After checking out a crew command control panel for Sunday’s Dragon activities, Swanson fielded questions from Denver television station KMGH-TV for an in-flight interview in the station’s Destiny laboratory. Swanson, who hails from Steamboat Springs, Colorado, discussed life aboard the station and his attempts to spot his hometown from space.
Swanson rounded out his day by removing the Biotube-MICRO payload from one of the station’s EXPRESS racks for return aboard Dragon. This experiment investigates the potential for magnetic fields to orient plant roots as they grow in microgravity. Plants are not directly sensitive to magnetic fields, but starch grains, called amyloplasts, in plant cells respond to external magnetic fields. Results from Biotube-MICRO may lead to using high-strength magnetic fields in space as a substitute for gravitational cues for growing plants during long-duration missions.
 On the Russian side of the complex, Artemyev conducted the Uragan Earth-observation experiment, which seeks to document and predict the development of natural and man-made disasters on Earth. He also participated in the Interactions experiment, which studies the impacts of personal, cultural and national differences among crew members.
 Flight Engineer Alexander Skvortsov focused much of his attention on routing and connecting cables for the European Space Agency’s Automated Transfer Vehicle (ATV) control panel and proximity communication equipment inside the Zvezda service module.   The fifth and final ATV cargo ship, dubbed “Georges LemaĆ®tre,” is targeted to launch to the station this summer.

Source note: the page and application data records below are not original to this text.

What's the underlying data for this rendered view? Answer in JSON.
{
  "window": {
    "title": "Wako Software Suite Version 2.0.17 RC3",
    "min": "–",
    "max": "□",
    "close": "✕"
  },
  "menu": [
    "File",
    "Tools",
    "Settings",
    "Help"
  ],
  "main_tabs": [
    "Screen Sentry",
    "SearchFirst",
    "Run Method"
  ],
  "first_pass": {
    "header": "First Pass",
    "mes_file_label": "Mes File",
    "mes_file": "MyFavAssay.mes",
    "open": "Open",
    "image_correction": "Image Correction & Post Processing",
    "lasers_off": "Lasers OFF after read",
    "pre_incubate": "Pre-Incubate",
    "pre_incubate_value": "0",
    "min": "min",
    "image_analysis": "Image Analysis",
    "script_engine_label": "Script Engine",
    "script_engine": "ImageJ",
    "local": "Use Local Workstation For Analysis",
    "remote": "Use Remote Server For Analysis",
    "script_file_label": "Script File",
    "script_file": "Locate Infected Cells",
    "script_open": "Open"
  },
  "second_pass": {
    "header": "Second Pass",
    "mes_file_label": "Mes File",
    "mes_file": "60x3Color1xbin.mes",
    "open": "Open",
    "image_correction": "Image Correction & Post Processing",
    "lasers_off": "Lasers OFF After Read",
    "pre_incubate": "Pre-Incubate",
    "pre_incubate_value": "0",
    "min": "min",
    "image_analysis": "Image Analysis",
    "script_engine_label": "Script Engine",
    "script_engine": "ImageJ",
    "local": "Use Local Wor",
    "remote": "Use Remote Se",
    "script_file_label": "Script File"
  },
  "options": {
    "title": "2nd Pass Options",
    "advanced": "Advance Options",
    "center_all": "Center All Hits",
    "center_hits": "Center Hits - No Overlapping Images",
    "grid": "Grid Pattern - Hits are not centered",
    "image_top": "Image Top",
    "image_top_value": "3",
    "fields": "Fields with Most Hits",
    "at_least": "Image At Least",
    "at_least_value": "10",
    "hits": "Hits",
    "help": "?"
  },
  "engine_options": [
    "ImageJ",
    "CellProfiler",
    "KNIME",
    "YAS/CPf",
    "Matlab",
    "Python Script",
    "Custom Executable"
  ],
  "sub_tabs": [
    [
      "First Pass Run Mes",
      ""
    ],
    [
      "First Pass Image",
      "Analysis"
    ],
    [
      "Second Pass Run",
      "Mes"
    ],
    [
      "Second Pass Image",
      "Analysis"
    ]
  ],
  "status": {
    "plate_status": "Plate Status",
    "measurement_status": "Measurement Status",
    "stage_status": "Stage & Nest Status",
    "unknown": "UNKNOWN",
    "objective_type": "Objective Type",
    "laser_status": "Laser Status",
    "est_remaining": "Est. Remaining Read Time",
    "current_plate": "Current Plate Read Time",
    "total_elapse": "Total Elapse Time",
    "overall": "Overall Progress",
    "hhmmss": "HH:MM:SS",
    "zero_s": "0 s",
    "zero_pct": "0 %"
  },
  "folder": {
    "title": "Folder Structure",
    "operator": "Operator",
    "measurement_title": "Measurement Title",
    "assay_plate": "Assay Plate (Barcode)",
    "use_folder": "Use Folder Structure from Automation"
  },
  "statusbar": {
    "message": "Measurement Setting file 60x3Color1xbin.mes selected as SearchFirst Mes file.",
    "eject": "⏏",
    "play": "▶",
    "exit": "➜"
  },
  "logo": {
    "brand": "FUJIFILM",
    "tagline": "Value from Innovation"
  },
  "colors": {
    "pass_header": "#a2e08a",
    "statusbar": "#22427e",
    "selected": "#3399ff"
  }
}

Meanwhile, the three flight engineers who will return the station to its full six-person crew complement are now in the homestretch leading up to their May 28 launch to the station. Reid Wiseman of NASA, Max Suraev of Roscosmos and Alexander Gerst of the European Space Agency wrapped up pre-flight activities Thursday in Star City, Russia, and flew to the Baikonur Cosmodrome in Kazakhstan where their Soyuz TMA-13M spacecraft is being prepared for launch.